Maar als we de gewichten wegen met een digitale weegschaal dan zijn opeens die tussenliggende waarden niet meer mogelijk!
Bij één cijfer achter de komma zijn bijvoorbeeld alleen de gewichten 126,4 en  145,3 en dergelijke mogelijk, maar niet meer  126,42 of  145,288897.

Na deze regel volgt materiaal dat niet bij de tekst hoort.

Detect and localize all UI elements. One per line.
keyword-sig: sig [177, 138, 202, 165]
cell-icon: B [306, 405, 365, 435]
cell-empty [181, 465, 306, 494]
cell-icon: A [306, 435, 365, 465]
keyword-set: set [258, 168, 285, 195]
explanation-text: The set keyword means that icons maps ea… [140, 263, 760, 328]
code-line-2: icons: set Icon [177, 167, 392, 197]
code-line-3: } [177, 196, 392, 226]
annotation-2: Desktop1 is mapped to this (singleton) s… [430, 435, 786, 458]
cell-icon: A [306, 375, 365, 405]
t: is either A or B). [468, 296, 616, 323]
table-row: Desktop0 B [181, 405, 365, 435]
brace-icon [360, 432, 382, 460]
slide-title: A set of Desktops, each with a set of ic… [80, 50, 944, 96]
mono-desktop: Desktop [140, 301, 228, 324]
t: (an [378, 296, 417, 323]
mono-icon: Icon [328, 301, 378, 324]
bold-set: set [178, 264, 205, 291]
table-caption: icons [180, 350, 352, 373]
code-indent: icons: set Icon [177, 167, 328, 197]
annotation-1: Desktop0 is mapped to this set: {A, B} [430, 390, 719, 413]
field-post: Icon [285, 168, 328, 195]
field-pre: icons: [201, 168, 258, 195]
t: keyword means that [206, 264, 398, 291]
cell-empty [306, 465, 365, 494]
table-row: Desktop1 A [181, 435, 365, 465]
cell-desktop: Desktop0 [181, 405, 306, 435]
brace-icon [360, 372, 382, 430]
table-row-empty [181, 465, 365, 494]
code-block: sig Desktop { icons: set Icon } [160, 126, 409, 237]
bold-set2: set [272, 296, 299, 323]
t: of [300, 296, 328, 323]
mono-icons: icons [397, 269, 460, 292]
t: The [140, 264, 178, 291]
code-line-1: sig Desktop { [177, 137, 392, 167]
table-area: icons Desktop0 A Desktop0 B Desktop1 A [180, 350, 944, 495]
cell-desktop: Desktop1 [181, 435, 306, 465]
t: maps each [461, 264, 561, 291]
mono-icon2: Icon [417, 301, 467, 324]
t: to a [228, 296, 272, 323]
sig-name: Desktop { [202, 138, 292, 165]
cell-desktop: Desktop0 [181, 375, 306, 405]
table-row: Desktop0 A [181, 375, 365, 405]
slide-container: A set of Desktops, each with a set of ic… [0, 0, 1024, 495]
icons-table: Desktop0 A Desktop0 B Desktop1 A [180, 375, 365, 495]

Zo maken we eigenlijk in praktijk (bij metingen) alle waarden discreet. We ronden immers altijd af op een vast aantal cijfers achter de komma. Zodoende worden getallen die in theorie continu zijn toch eigenlijk altijd gepresenteerd als discreet.
Bij de volgende opgaven hoef je daar niet op te letten. Als een waarde in theorie continu is, mag je hem ook continu tekenen, en hoef je je niet druk te maken over de manier waarop hij gemeten wordt.
1.    Leg van de volgende waarden uit of ze (in principe) discreet of continu zijn:
     
a. Het cijfer dat je op je volgende natuurkunde proefwerk gaat halen.
   

discreet

b. De temperatuur die het morgenochtend als je naar buiten stapt zal zijn.
   

continu

c. De afstand die iemand elke dag naar zijn werk toe aflegt.
   

continu

d. De afstand die iemand volgens zijn stappenteller op een wandeling heeft afgelegd.
   

discreet

e. Het aantal letters op een bladzijde van een boek.
   

discreet

f. De tijd die je de komende week zult doorbrengen achter jouw computer.
   

continu

g. De totale prijs voor de boodschappen die iemand in de supermarkt doet.

discreet

   
2. Schets grafieken bij de volgende verhaaltjes.
     
a. Een groot aantal leerlingen gaat op schoolreis. Ze gaan in busjes, en in elke busje passen 12 leerlingen. Het huren van een busje kost €65,-  Maak een grafiek voor de totale prijs als functie van het aantal leerlingen.
     
b. Een supermarkt verkoopt appeltaarten voor  €2,30 per stuk. Maar men heeft vandaag de actie: “3 halen, 2 betalen”. Maak een grafiek van de prijs als functie van het aantal taarten.
     
c. Een groot aantal liters verf moet in blikken worden gegoten. Het zijn blikken van 10 liter. Maak een grafiek voor het aantal benodigde blikken als functie van het aantal liters verf.
     
  c. Voor het huren van een bestelbusje betaal je €40,- voor elke dag of deel daarvan. Maak een grafiek voor de totale kosten voor het huren als functie van het aantal uren dat je het busje nodig hebt.